Was macht denn nun das Mirakel des kölsch vorgetragenen Liedes aus? Warum muss da (fast) jeder mit, obwohl er ganz bestimmt kein Jeck ist? Wenn das einer wissen müsste, dann doch wohl Patrick Gereke! „Ich kann es nicht erklären“, bekennt er und seine Augen umspielt wieder dieser verklärte Ausdruck. „Ich liebe diese Stadt. Ich kann ihr nicht böse sein. Köln hat etwas, das einen alles verzeihen lässt. Selbst eine schrottige U-Bahn.“
Er muss ja nicht am Sülzgürtel wohnen oder im (brech-)reizvollen Chorweiler. Westfalen hat schließlich auch sein Vorzüge. Nicht zuletzt stehen seine Bewohner auf die Mucke vom Rhein.
Das geht.
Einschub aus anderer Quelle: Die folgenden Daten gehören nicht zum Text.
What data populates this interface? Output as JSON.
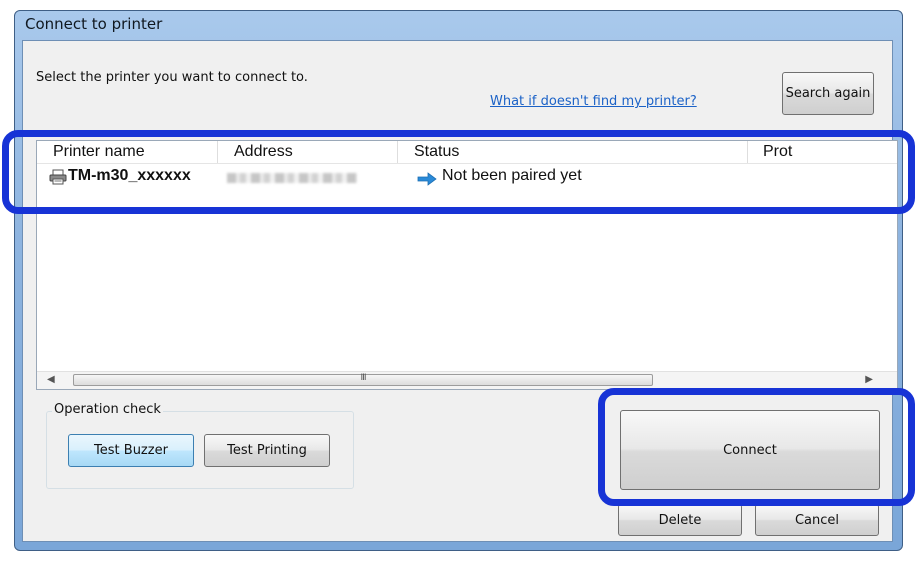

Und Scheiße ist es auch nicht!

Das Konzert
Fünf Jahre „de Drömmelköppe“ wird am Samstag, 19. September, gefeiert.
Die Loßröcke wissen, was sie an ihrer Band haben und lassen sie im Zelt an der Malmkestraße auftreten.
Neben den Klassikern aus dem Karneval der Rheinmetropole präsentiert das Quartett erstmals auch selbst geschriebene Lieder.
Die sollten eigentlich während einer Klausur in der Eifel fertig werden, sind aber noch im Entstehen und tragen klangvolle Titel wie „Hück jomma rus“ aber auch „Loss ma heim jonn“.
Der Eintritt zum Konzert ist frei, Gäste sollten aber eine Spende für das Kinderhospiz „Sternentreppe“ einplanen.
Die Jungs sind zu bescheiden, um diesen Wunsch selbst zu äußern, daher bittet die Stadtanzeiger-Redaktion: Trinkt ein Gläschen Kölsch mit, dann lohnt sich ein größeres Fass.

Abhotten bis der Köbes kollabiert: Sebi, Marco, Paddy und Domme orientieren sich eher am Kölschrock von „Kasalla“ als am Veedelssingsang der „Bläck Föös“.
Boel(l)e alaaf! Im Zelt der Loßröcke steigt am 19. September das Jubiläumskonzert. Paddy (l.) und Marco zeigen schon mal typische Handbewegungen.